After the startling encounter, we walked back to our vehicle. We drove back along the Cape Palliser Road; we stopped at one of the locations that the woman at the lighthouse said held a fur seal colony. We parked the vehicle and walked down to the beach. Soon we spotted our first seal, lying on a rock. Then we saw several more lying on the grass. Suddenly, it seemed seals were everywhere. We stood there for quite a while, just watching. We also noticed the seals come with their colony odor. It is unmistakable. I am not sure which is worse; the seals’ odor or the Gannets’ odor (see Gannets Everywhere ).
The wake-up stretch.
When we tired of watching, we walked back to our vehicle. Once there, Leslie decided to sit down. I decided to walk to a rock formation. I hoped to get a different view of the sea. Instead, my inner Attenborough stumbled across several hidden seals, each providing a surprised grunt as I unwittingly stepped too close. They did provide me with some excellent photo opportunities. Deciding I could not get to my desired vantage point without ending up in the middle of the seal colony, I opted to return to the car.
As I noted earlier, our trip was spontaneous. That meant we had not packed a lunch. When I returned to the vehicle, Leslie suggested we stop at the small food trailer in the almost as small fishing village of Ngawi. That sounded like a great idea to me. On the way back to that village, we saw a sign warning of penguins crossing.
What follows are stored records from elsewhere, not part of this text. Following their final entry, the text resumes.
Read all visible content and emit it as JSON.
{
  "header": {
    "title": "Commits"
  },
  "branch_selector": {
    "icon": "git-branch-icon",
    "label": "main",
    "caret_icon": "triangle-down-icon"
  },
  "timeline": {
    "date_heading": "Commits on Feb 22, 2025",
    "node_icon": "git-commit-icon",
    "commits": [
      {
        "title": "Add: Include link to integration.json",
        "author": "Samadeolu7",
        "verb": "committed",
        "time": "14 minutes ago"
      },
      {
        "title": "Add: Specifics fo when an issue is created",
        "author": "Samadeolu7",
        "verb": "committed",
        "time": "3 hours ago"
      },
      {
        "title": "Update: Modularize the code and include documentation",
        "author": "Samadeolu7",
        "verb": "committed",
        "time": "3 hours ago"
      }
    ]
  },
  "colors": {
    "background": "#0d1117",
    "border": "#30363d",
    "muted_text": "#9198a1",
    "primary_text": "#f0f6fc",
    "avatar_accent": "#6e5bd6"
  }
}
We have seen several such signs on our New Zealand travels, but we have yet to see a penguin in the wild.
The small food trailer is right on the beach at the edge of Ngawi. Several people stood at the front of the trailer when we arrived, waiting to order. Leslie chose the fish tortilla while I decided on the cheeseburger. We also each ordered chips (French fries) and fizzy drinks. The lunch cost us about US$16. Not bad, considering the number of chips they gave us could have fed Ngawi for two to three days!
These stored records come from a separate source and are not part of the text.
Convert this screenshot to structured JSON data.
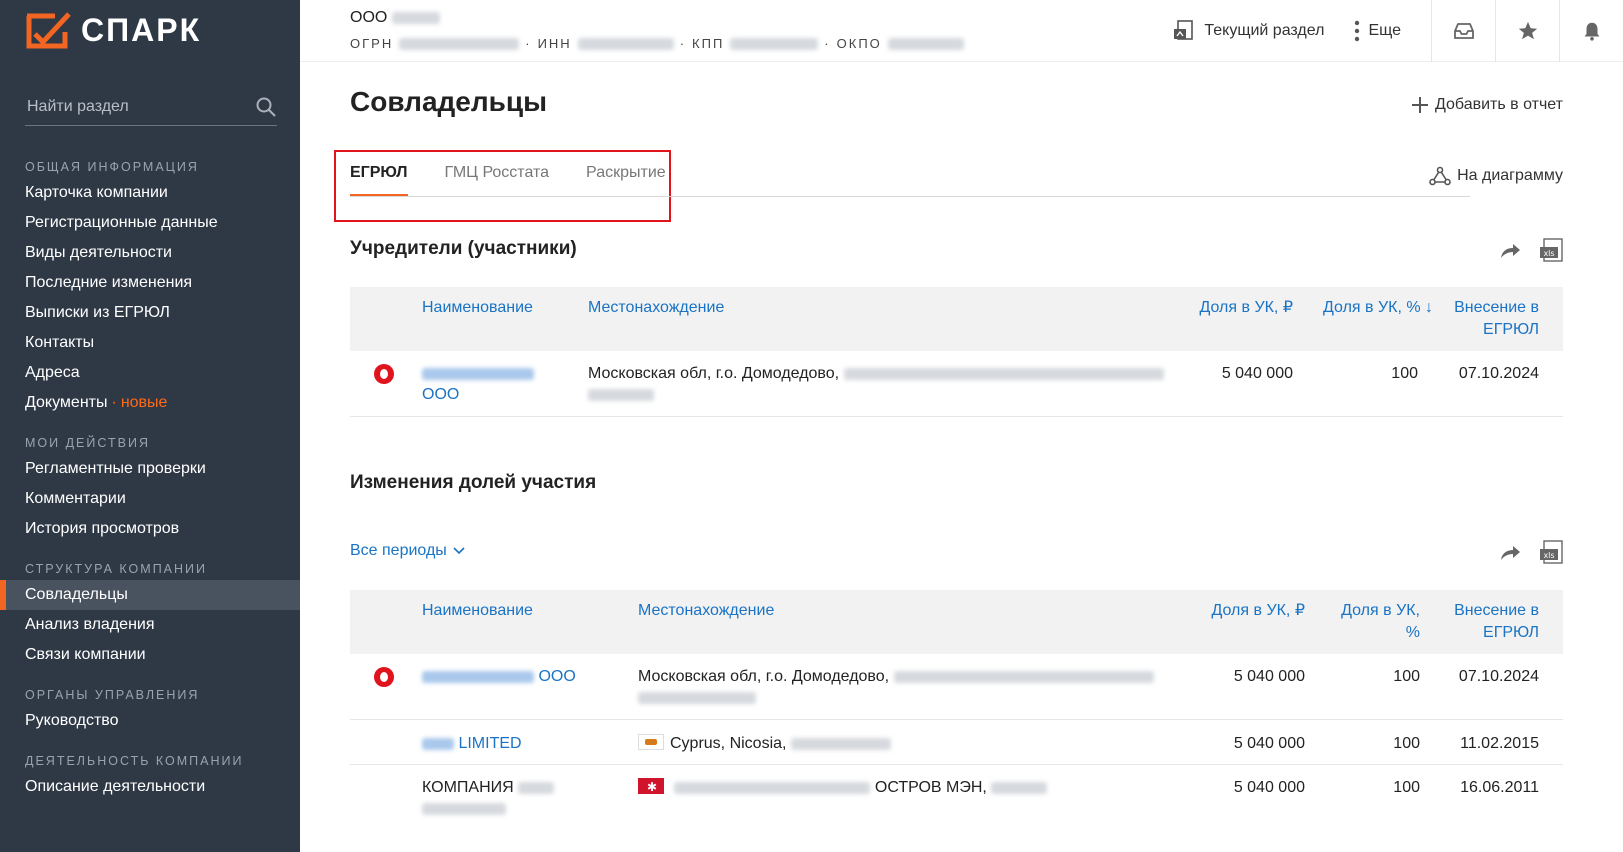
{
  "app": {
    "logo_text": "СПАРК",
    "search_placeholder": "Найти раздел"
  },
  "sidebar": {
    "groups": [
      {
        "heading": "ОБЩАЯ ИНФОРМАЦИЯ",
        "items": [
          "Карточка компании",
          "Регистрационные данные",
          "Виды деятельности",
          "Последние изменения",
          "Выписки из ЕГРЮЛ",
          "Контакты",
          "Адреса"
        ]
      },
      {
        "heading": "МОИ ДЕЙСТВИЯ",
        "items": [
          "Регламентные проверки",
          "Комментарии",
          "История просмотров"
        ]
      },
      {
        "heading": "СТРУКТУРА КОМПАНИИ",
        "items": [
          "Совладельцы",
          "Анализ владения",
          "Связи компании"
        ]
      },
      {
        "heading": "ОРГАНЫ УПРАВЛЕНИЯ",
        "items": [
          "Руководство"
        ]
      },
      {
        "heading": "ДЕЯТЕЛЬНОСТЬ КОМПАНИИ",
        "items": [
          "Описание деятельности"
        ]
      }
    ],
    "documents_label": "Документы",
    "documents_badge": "новые",
    "active_item": "Совладельцы"
  },
  "header": {
    "company_prefix": "ООО",
    "ogrn_label": "ОГРН",
    "inn_label": "ИНН",
    "kpp_label": "КПП",
    "okpo_label": "ОКПО",
    "current_section": "Текущий раздел",
    "more": "Еще"
  },
  "page": {
    "title": "Совладельцы",
    "add_to_report": "Добавить в отчет",
    "to_diagram": "На диаграмму",
    "tabs": [
      "ЕГРЮЛ",
      "ГМЦ Росстата",
      "Раскрытие"
    ],
    "active_tab": "ЕГРЮЛ"
  },
  "founders": {
    "title": "Учредители (участники)",
    "columns": [
      "Наименование",
      "Местонахождение",
      "Доля в УК, ₽",
      "Доля в УК, % ↓",
      "Внесение в ЕГРЮЛ"
    ],
    "rows": [
      {
        "name_suffix": "ООО",
        "location": "Московская обл, г.о. Домодедово,",
        "share_rub": "5 040 000",
        "share_pct": "100",
        "date": "07.10.2024"
      }
    ]
  },
  "changes": {
    "title": "Изменения долей участия",
    "period": "Все периоды",
    "columns": [
      "Наименование",
      "Местонахождение",
      "Доля в УК, ₽",
      "Доля в УК, %",
      "Внесение в ЕГРЮЛ"
    ],
    "rows": [
      {
        "name_suffix": "ООО",
        "location": "Московская обл, г.о. Домодедово,",
        "share_rub": "5 040 000",
        "share_pct": "100",
        "date": "07.10.2024"
      },
      {
        "name_suffix": "LIMITED",
        "location": "Cyprus, Nicosia,",
        "share_rub": "5 040 000",
        "share_pct": "100",
        "date": "11.02.2015"
      },
      {
        "name_prefix": "КОМПАНИЯ",
        "location": "ОСТРОВ МЭН,",
        "share_rub": "5 040 000",
        "share_pct": "100",
        "date": "16.06.2011"
      }
    ]
  },
  "colors": {
    "accent": "#f26522",
    "link": "#1a73c4",
    "sidebar_bg": "#2f3946",
    "highlight": "#e1141e"
  }
}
We ate across the street from the trailer, sitting on a bench next to the Ngawi Community Hall. Leslie said the fish tortilla (essentially a soft-shelled fish taco) was the best in the world. My cheeseburger was perfect. Something different was the pickled red beet added to the burger. It took the place of a sweet pickle. As we walked back across the street, Leslie told the two women operating the trailer how much she enjoyed the fish tortilla. That thrilled them to no end.
As Americans, I think our thought of a traditional fishing village includes a marina. In Ngawi, the “marina” was full of diesel bulldozers. The bulldozers and some tractors attach to boat trailers. The trailer tongues are extraordinarily long. The bulldozers back the trailers into the surf to launch and retrieve the fishing boats. It is fascinating to watch. This method of boat delivery to the ocean is the same as what we experienced when we visited Kapiti Island.
On the drive back toward home, I recalled the beautiful view on the bridge over the Ruamahanga River. This time, I parked just on the other side of the bridge. The bridge is a very narrow, two-lane bridge. There is no room for pedestrians. Luckily, there is not a lot of traffic. Leslie and I walked to the center of the bridge. I was able to take several good photographs. At one point, a car driving over the bridge slowed to a crawl to see precisely what I was photographing. Once they saw it was merely a landscape, the sped on across.
We drove back over Rimutaka Pass and arrived home around 16:00. It was a beautiful day trip.